Our constant state of being “plugged in” to our technology, and the growing convergence of these technologies (credit cards linked to cell phones linked to social media linked to online shopping websites, etc etc etc) allows for both the state and corporations to paint very accurate pictures of who we are, how we think, and to predict how we may behave in the future. The state’s growing investment in the ideology of “preemptive justice” is also deeply unsettling, as anything we say or do online may invite our immediate arrest under suspicion of ____. (One infamous example of this is the case of Georgia Southern student Caleb Clemmons, who at the age of 20 was arrested and faced years in prison for making a joke post on Tumblr that read “hello. my name is irenigg and i plan on shooting up georgia southern. pass this around to see the affect it has. to see if i get arrested.” He was eventually sentenced to 6 months in jail and banned from social media for 5 years). Such examples are extremely disconcerting to anyone who believes that the freedom and protection of dissent is vital to maintaining any semblance of a democracy. Although Jenkins is correct in his observation that it took much longer to build dissenting communities before the Internet, the one thing he fails to acknowledge is that these activists had a much easier time maintaining their anonymity.
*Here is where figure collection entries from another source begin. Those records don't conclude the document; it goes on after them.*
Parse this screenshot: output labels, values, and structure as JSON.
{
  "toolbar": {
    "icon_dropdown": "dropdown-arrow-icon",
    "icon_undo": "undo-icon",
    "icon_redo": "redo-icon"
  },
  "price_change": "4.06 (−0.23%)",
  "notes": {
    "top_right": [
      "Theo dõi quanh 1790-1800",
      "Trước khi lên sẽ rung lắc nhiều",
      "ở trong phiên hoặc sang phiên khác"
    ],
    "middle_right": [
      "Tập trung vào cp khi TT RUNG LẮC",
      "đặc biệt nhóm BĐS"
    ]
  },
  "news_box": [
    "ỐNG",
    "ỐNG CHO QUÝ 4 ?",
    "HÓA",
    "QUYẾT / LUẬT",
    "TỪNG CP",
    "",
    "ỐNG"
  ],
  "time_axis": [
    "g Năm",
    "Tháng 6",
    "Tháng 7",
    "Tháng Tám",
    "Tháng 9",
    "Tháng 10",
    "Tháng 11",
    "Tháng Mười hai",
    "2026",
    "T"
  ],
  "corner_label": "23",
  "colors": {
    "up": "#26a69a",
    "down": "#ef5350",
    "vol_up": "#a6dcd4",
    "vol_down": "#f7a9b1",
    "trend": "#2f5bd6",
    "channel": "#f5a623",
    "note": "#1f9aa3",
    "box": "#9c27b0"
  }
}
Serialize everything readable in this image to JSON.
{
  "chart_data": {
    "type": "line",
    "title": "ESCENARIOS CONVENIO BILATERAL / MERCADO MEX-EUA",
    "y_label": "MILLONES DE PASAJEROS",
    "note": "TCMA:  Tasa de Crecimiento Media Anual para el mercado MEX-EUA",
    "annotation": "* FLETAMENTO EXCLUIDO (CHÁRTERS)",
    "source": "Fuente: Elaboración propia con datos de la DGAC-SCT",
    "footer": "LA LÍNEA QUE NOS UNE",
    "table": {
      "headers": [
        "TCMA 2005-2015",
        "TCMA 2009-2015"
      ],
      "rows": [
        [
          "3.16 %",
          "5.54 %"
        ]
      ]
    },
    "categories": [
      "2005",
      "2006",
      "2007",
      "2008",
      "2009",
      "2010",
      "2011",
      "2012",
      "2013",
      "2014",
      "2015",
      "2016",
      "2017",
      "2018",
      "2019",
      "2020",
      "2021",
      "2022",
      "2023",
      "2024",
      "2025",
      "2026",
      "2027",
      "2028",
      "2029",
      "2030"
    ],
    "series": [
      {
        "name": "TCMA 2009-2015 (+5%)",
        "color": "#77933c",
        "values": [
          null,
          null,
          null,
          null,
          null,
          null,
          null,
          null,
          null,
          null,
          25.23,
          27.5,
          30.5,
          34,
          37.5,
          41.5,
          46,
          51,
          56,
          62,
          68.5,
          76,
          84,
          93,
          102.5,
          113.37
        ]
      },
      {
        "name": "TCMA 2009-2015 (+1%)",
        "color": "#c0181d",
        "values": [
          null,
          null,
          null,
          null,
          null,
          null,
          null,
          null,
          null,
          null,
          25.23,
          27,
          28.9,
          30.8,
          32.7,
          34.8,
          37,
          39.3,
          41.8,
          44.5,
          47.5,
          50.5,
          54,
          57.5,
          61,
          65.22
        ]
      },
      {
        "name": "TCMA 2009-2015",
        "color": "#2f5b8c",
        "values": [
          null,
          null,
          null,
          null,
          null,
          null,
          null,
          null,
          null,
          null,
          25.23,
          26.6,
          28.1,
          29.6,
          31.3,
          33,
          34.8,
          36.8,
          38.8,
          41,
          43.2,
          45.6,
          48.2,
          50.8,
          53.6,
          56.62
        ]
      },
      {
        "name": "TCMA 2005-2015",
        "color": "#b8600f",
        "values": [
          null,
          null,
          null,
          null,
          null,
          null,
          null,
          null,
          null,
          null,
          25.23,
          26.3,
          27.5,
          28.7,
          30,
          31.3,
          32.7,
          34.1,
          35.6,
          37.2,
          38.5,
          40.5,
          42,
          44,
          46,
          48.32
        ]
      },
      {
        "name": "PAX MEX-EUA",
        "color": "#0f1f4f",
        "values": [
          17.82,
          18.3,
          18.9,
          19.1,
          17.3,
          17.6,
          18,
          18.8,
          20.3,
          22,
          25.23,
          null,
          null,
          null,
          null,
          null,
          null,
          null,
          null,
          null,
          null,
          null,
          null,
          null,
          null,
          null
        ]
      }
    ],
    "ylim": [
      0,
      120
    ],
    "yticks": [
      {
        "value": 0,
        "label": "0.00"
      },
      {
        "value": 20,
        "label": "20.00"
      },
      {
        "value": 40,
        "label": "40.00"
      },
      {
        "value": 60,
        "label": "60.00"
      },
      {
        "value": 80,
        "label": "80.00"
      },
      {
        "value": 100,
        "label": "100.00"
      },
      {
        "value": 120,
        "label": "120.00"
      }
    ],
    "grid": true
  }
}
This is not to say that the government was not heavily monitoring activists in the 60s and 70s, but rather to note that these activists may have been able to buy themselves some more time before being discovered (through writing under pseudonyms for example), and perhaps would have had an easier time avoiding capture (since they were not constantly attached to GPS tracking through their phones and the Internet).
With this in mind, how do the rest of you feel about the role of media / technology convergence in containing and policing dissent?